NASA is funding the development of a network of AI-controlled space lasers to zap orbital debris. If it works as hoped, it could automatically redirect any space junk on a collision course with spacecraft — including those containing astronauts.
Space junk: Thanks to cheaper launches and smaller satellites, it’s never been easier to reach space. The upside is space factories, microgravity research, and globe-spanning internet networks. The downside is way more space junk.
A collision with even a tiny piece of space junk could seriously damage a NASA spacecraft.
Also known as “orbital debris,” space junk is all the hardware humans have sent up into space but didn’t retrieve. Today, there are millions of pieces of it orbiting our planet, ranging in size from defunct satellites and rocket parts down to rogue screws and flecks of paint.
Because this space junk is moving so fast — often roughly 15,000 mph, or ten times the speed of a bullet — a collision with something as small as a pencil eraser could seriously damage an operational satellite or, even worse, a crewed spacecraft.
This is a growing risk in itself, but there’s also a risk that a major collision in space could spawn a chain reaction that takes out a large number of satellites and even makes some orbits totally unusable.

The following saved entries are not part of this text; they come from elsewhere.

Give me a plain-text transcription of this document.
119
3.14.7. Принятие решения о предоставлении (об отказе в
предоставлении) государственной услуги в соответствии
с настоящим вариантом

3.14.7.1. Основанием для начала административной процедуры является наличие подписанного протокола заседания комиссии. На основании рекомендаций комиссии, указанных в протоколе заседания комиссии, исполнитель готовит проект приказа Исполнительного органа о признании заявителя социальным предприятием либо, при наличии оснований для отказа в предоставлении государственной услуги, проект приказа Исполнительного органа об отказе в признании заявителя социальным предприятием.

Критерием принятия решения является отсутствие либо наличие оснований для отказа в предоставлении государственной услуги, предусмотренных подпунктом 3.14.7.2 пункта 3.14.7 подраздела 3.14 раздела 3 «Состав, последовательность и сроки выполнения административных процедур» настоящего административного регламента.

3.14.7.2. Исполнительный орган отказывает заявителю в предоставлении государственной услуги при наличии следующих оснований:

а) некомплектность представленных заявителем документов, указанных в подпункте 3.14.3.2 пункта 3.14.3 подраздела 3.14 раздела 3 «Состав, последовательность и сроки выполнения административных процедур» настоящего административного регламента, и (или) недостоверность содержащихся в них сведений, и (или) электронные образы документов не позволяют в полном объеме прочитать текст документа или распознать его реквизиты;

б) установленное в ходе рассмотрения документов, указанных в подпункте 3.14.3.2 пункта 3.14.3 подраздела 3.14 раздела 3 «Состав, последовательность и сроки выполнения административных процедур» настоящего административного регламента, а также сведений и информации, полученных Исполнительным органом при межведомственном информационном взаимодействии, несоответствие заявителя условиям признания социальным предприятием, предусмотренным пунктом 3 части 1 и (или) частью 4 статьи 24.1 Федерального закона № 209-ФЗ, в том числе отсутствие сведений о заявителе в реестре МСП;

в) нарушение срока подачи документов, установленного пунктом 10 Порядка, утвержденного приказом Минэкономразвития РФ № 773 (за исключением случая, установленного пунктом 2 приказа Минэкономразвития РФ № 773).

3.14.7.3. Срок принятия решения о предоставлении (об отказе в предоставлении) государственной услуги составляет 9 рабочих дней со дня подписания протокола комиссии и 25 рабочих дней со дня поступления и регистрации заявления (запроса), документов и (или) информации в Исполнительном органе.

Earth’s orbit is expected to get even more crowded in the near future, too. SpaceX and Amazon each plan to deploy thousands of new satellites for their internet-beaming mega-constellations over the next few years, not to mention all the other companies in the growing space economy.
What’s new? Figuring out what to do about orbital debris is a priority for NASA — it’s already exploring the use of space tugs, robotic claws, inflatable trash bags, junk-trapping nets, and more to collect junk or move it out of Earth’s orbit.
Now, NASA has awarded Hang Woon Lee, director of West Virginia University’s (WVU) Space Systems Operations Research Laboratory, up to $600,000 to develop AI-controlled space lasers to zap orbital debris that threaten its operational spacecraft.
AI space lasers: The system is still in the early stages of development, but the idea is to mount lasers on multiple platforms in space.
If the algorithms controlling the lasers determine that a piece of junk is likely to collide with a space asset, they’d fire one or more lasers at the debris. The idea isn’t to blow up the space junk — that would just turn one piece into many smaller pieces — but just to nudge it onto a safer path.
“Using a system of multiple lasers can create multiple engagement opportunities with debris and lead to more efficient control of the trajectories,” said Lee. “Several lasers can act simultaneously on a single target at a greater spectrum of intensity, altering its trajectory in a way that would be impossible with a single laser.”
Looking ahead: Developing the system won’t be easy. The algorithms will need to be able to analyze the size, shape, and orientation of a piece of space debris to determine the best way to nudge it — and a miscalculation could set the junk on an even more dangerous course.
Lee will now have up to three years of funding from NASA ($200,000 per year) to design the space laser network and the algorithms that will control it, which he plans to validate using a “digital twin environment.”
Because the system doesn’t actually remove space junk from Earth’s orbit, it alone can’t solve the problem, but it could help redirect pieces too small for other strategies, making it a potentially valuable addition to NASA’s future arsenal of debris-removing tech.